Most of us are used to simply dropping the clothes in the washer, turning it on, and returning when the cycle finished. You might not even recognize many of the items as a “washer,” like the washing bat, which Maxwell says is still the most common “washing machine” in use in the world today.

Then there was the dolly stomp. “You stomp up and down on those pegs, wrap the clothes around them and drag them back and forth through the water,” Maxwell says. “They started clear back when clothes were invented and were very common tools up until the 1920s. In Europe, they were used later than that.”

There’s a chance you might recognize the “vacuum stomp,” which can still be purchased new today. They were typically used for smaller loads.

At one point in the 1800s, Maxwell says, more than a thousand companies in North America made washing machines. That’s also about the time electric machines started showing up, but customers had to purchase the electric motor separately and attach it to a manually operated machine. Around 1907, The Nineteen Hundred Corporation began shipping a machine with a motor already attached.

“That’s a historic moment in washing machine development,” Maxwell says. “Prior to that, machines were mostly hand-operated. You had some animal and water-powered machines prior to that. But this was the first time the company thought to make it a little easier to do the wash. The company, Nineteen Hundred, changed its name around 1951 to a name you probably recognize: Whirlpool.

Laundry has changed over time as well. Clothes are a lot cleaner than they used to be, and laundry—once an occasional community event in some places—is done more frequently.
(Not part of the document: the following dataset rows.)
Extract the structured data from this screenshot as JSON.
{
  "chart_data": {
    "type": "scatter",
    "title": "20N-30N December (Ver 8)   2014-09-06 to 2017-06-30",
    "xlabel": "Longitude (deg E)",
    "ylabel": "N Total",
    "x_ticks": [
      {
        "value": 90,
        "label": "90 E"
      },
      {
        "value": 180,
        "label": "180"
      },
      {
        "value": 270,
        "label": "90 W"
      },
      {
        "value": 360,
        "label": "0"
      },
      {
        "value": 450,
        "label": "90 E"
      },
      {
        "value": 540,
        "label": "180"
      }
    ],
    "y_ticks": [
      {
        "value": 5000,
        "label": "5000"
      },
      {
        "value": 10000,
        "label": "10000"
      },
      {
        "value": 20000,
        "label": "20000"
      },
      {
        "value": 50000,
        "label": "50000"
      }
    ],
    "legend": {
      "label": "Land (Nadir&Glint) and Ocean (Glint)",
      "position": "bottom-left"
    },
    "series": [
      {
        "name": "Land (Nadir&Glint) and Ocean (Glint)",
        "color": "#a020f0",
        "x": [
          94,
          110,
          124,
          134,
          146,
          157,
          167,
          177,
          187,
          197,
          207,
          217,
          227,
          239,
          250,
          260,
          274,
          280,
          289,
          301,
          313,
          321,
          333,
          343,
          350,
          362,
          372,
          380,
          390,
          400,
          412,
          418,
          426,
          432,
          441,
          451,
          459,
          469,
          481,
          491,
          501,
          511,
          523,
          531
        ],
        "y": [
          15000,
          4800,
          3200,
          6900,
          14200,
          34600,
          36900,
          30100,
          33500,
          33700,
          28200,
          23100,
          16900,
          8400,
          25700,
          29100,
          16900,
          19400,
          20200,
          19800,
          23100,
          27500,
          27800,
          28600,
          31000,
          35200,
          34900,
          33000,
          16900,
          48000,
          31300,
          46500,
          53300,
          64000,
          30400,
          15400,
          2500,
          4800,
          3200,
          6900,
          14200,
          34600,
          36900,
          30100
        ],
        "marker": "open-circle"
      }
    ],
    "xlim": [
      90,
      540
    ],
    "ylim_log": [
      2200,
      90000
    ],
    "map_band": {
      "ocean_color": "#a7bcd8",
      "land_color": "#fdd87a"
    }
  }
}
“I can remember my grandfather wearing his overalls until they literally stood up,” Maxwell says. “Washing was washing. Today, we don’t really ‘wash,’ we kind of refresh. Your shirt doesn’t get that dirty.”

Laundry appliances have also changed how homes are designed. “Old houses never had a room dedicated for washing machines,” Maxwell says. “The washing was done outside, on the back porch, or more recently in the basement. It was only with the advent of the automatic washing machine, right after World War II, that folks started thinking about incorporating the washing machine into part of the kitchen, or another part of the house.”

These days, Maxwell’s mission is to preserve his collection and the museum’s legacy. “Someday, I’m going to find a home for these 1,400 washing machines,” he says. “My collection is the only comprehensive collection of washing machines there is. I need to find a home for it.”